As big as YA is now, I’m convinced that we are still in a transitional period. Perhaps that’s why I cant tell when the shift happened – it’s because we’re still in it. My fellow over-25 readers and I grew up with books that are now considered classics. They are important and they should continue to be read by generations to come. But, tides are changing, and these classics should no longer be considered the standard. Writers today are no doubt influenced by them, so we exist in a time where both old and new voices are spoken simultaneously.
The YA Pioneers made it possible for late-’90s/early ’00 books like THE PERKS OF BEING A WALLFLOWER, SPEAK, and MONSTER to exist. They allowed the characters they created to be taken into new areas – specifically, the taboo, the banned. Suddenly authors were giving a voice to the parts of being a teenager that adults didn’t like, or even know about – sexuality, drugs, abuse, rape, injustice. Not exactly the stuff Disney movies are made of. (But it could have been the stuff WB shows were made of, a network also born in the late ’90s. In retrospect, that might not have been a coincidence.)
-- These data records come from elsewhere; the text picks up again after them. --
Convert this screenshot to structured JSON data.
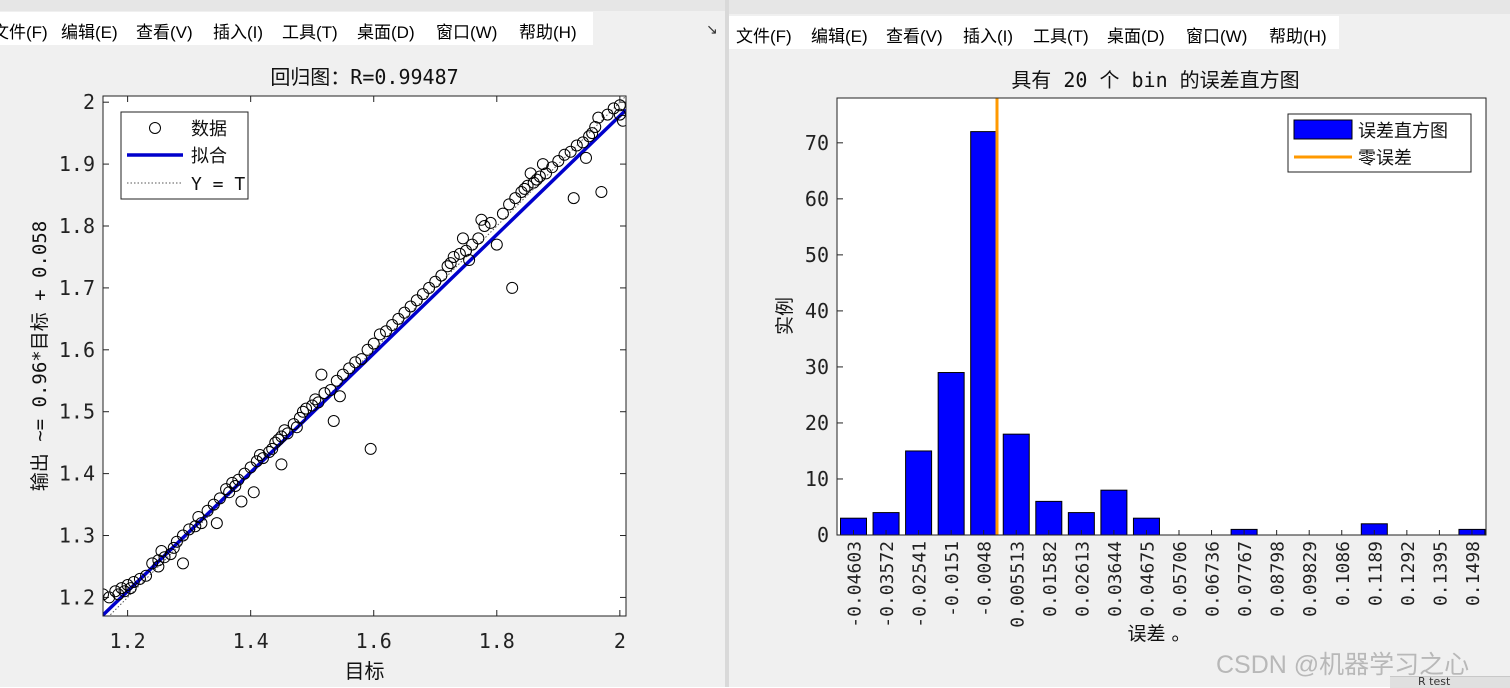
{
  "left_window": {
    "menu": [
      "文件(F)",
      "编辑(E)",
      "查看(V)",
      "插入(I)",
      "工具(T)",
      "桌面(D)",
      "窗口(W)",
      "帮助(H)"
    ],
    "dock_icon": "dock-arrow-icon"
  },
  "right_window": {
    "menu": [
      "文件(F)",
      "编辑(E)",
      "查看(V)",
      "插入(I)",
      "工具(T)",
      "桌面(D)",
      "窗口(W)",
      "帮助(H)"
    ]
  },
  "watermark": "CSDN @机器学习之心",
  "corner_text": "R test",
  "chart_data": [
    {
      "type": "scatter",
      "title": "回归图：R=0.99487",
      "xlabel": "目标",
      "ylabel": "输出 ~= 0.96*目标 + 0.058",
      "xlim": [
        1.16,
        2.01
      ],
      "ylim": [
        1.17,
        2.01
      ],
      "xticks": [
        1.2,
        1.4,
        1.6,
        1.8,
        2
      ],
      "xtick_labels": [
        "1.2",
        "1.4",
        "1.6",
        "1.8",
        "2"
      ],
      "yticks": [
        1.2,
        1.3,
        1.4,
        1.5,
        1.6,
        1.7,
        1.8,
        1.9,
        2
      ],
      "ytick_labels": [
        "1.2",
        "1.3",
        "1.4",
        "1.5",
        "1.6",
        "1.7",
        "1.8",
        "1.9",
        "2"
      ],
      "legend_position": "top-left",
      "legend": [
        "数据",
        "拟合",
        "Y = T"
      ],
      "colors": {
        "data": "#000000",
        "fit": "#0000cc",
        "identity": "#555555"
      },
      "fit": {
        "slope": 0.96,
        "intercept": 0.058
      },
      "points": [
        [
          1.16,
          1.205
        ],
        [
          1.17,
          1.2
        ],
        [
          1.18,
          1.21
        ],
        [
          1.185,
          1.205
        ],
        [
          1.19,
          1.215
        ],
        [
          1.195,
          1.21
        ],
        [
          1.2,
          1.22
        ],
        [
          1.205,
          1.215
        ],
        [
          1.21,
          1.225
        ],
        [
          1.22,
          1.23
        ],
        [
          1.23,
          1.235
        ],
        [
          1.24,
          1.255
        ],
        [
          1.25,
          1.26
        ],
        [
          1.25,
          1.25
        ],
        [
          1.255,
          1.275
        ],
        [
          1.26,
          1.265
        ],
        [
          1.27,
          1.27
        ],
        [
          1.275,
          1.28
        ],
        [
          1.28,
          1.29
        ],
        [
          1.29,
          1.3
        ],
        [
          1.29,
          1.255
        ],
        [
          1.3,
          1.31
        ],
        [
          1.31,
          1.315
        ],
        [
          1.315,
          1.33
        ],
        [
          1.32,
          1.32
        ],
        [
          1.33,
          1.34
        ],
        [
          1.34,
          1.35
        ],
        [
          1.345,
          1.32
        ],
        [
          1.35,
          1.36
        ],
        [
          1.36,
          1.375
        ],
        [
          1.365,
          1.37
        ],
        [
          1.37,
          1.385
        ],
        [
          1.375,
          1.38
        ],
        [
          1.38,
          1.39
        ],
        [
          1.385,
          1.355
        ],
        [
          1.39,
          1.4
        ],
        [
          1.4,
          1.41
        ],
        [
          1.405,
          1.37
        ],
        [
          1.41,
          1.42
        ],
        [
          1.415,
          1.43
        ],
        [
          1.42,
          1.425
        ],
        [
          1.43,
          1.435
        ],
        [
          1.435,
          1.44
        ],
        [
          1.44,
          1.45
        ],
        [
          1.445,
          1.455
        ],
        [
          1.45,
          1.46
        ],
        [
          1.455,
          1.47
        ],
        [
          1.45,
          1.415
        ],
        [
          1.46,
          1.465
        ],
        [
          1.47,
          1.48
        ],
        [
          1.475,
          1.475
        ],
        [
          1.48,
          1.49
        ],
        [
          1.485,
          1.5
        ],
        [
          1.49,
          1.505
        ],
        [
          1.5,
          1.51
        ],
        [
          1.505,
          1.52
        ],
        [
          1.51,
          1.515
        ],
        [
          1.515,
          1.56
        ],
        [
          1.52,
          1.53
        ],
        [
          1.53,
          1.535
        ],
        [
          1.535,
          1.485
        ],
        [
          1.54,
          1.55
        ],
        [
          1.545,
          1.525
        ],
        [
          1.55,
          1.56
        ],
        [
          1.56,
          1.57
        ],
        [
          1.57,
          1.58
        ],
        [
          1.58,
          1.585
        ],
        [
          1.59,
          1.6
        ],
        [
          1.595,
          1.44
        ],
        [
          1.6,
          1.61
        ],
        [
          1.61,
          1.625
        ],
        [
          1.62,
          1.63
        ],
        [
          1.63,
          1.64
        ],
        [
          1.64,
          1.65
        ],
        [
          1.65,
          1.66
        ],
        [
          1.66,
          1.67
        ],
        [
          1.67,
          1.68
        ],
        [
          1.68,
          1.69
        ],
        [
          1.69,
          1.7
        ],
        [
          1.7,
          1.71
        ],
        [
          1.71,
          1.72
        ],
        [
          1.72,
          1.735
        ],
        [
          1.725,
          1.74
        ],
        [
          1.73,
          1.75
        ],
        [
          1.74,
          1.755
        ],
        [
          1.745,
          1.78
        ],
        [
          1.75,
          1.76
        ],
        [
          1.755,
          1.745
        ],
        [
          1.76,
          1.77
        ],
        [
          1.77,
          1.78
        ],
        [
          1.775,
          1.81
        ],
        [
          1.78,
          1.8
        ],
        [
          1.79,
          1.805
        ],
        [
          1.8,
          1.77
        ],
        [
          1.81,
          1.82
        ],
        [
          1.82,
          1.835
        ],
        [
          1.825,
          1.7
        ],
        [
          1.83,
          1.845
        ],
        [
          1.84,
          1.855
        ],
        [
          1.845,
          1.86
        ],
        [
          1.85,
          1.865
        ],
        [
          1.855,
          1.885
        ],
        [
          1.86,
          1.87
        ],
        [
          1.865,
          1.875
        ],
        [
          1.87,
          1.88
        ],
        [
          1.875,
          1.9
        ],
        [
          1.88,
          1.885
        ],
        [
          1.89,
          1.895
        ],
        [
          1.9,
          1.905
        ],
        [
          1.91,
          1.915
        ],
        [
          1.92,
          1.92
        ],
        [
          1.925,
          1.845
        ],
        [
          1.93,
          1.93
        ],
        [
          1.94,
          1.935
        ],
        [
          1.945,
          1.91
        ],
        [
          1.95,
          1.945
        ],
        [
          1.955,
          1.95
        ],
        [
          1.96,
          1.96
        ],
        [
          1.965,
          1.975
        ],
        [
          1.97,
          1.855
        ],
        [
          1.98,
          1.98
        ],
        [
          1.99,
          1.99
        ],
        [
          2,
          1.995
        ],
        [
          2,
          1.98
        ],
        [
          2.005,
          1.97
        ]
      ]
    },
    {
      "type": "bar",
      "title": "具有 20 个 bin 的误差直方图",
      "xlabel": "误差 。",
      "ylabel": "实例",
      "ylim": [
        0,
        78
      ],
      "yticks": [
        0,
        10,
        20,
        30,
        40,
        50,
        60,
        70
      ],
      "ytick_labels": [
        "0",
        "10",
        "20",
        "30",
        "40",
        "50",
        "60",
        "70"
      ],
      "categories": [
        "-0.04603",
        "-0.03572",
        "-0.02541",
        "-0.0151",
        "-0.0048",
        "0.005513",
        "0.01582",
        "0.02613",
        "0.03644",
        "0.04675",
        "0.05706",
        "0.06736",
        "0.07767",
        "0.08798",
        "0.09829",
        "0.1086",
        "0.1189",
        "0.1292",
        "0.1395",
        "0.1498"
      ],
      "series": [
        {
          "name": "误差直方图",
          "values": [
            3,
            4,
            15,
            29,
            72,
            18,
            6,
            4,
            8,
            3,
            0,
            0,
            1,
            0,
            0,
            0,
            2,
            0,
            0,
            1
          ]
        }
      ],
      "zero_error_line": {
        "name": "零误差",
        "x": 0
      },
      "legend_position": "top-right",
      "colors": {
        "bars": "#0000ff",
        "zero_line": "#ff9900"
      }
    }
  ]
}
Not only were topics and stories getting more to the heart of the teen experience, but the way these stories were being told started taking risks too. PERKS is written in epistolary format, MONSTER is told as a screenplay, and SPEAK takes on the rarely-done-well 1st person present tense that puts you exactly in the moment with the main character.
In turn, these books made it a easier for titles like THE ABSOLUTELY TRUE DIARY OF A PART-TIME INDIAN, THIRTEEN REASONS WHY, and CRANK to be published. Which, of course, will be responsible for the YA we see released tomorrow. Things shift, the way things always do, and the way things should. Sure, it’s a little sad to know that your kids won’t enjoy the same exact things you did, but every generation experiences the effects of the previous one, so nothing is ever really lost. Books are no different, and I’m looking forward to seeing how the next generation takes what we give them and evolves.
**Author’s Correction: Commenter Manette Eaton has brought to my attention that Ella Enchanted is also written in 1st person. I’m sorry to have led you astray.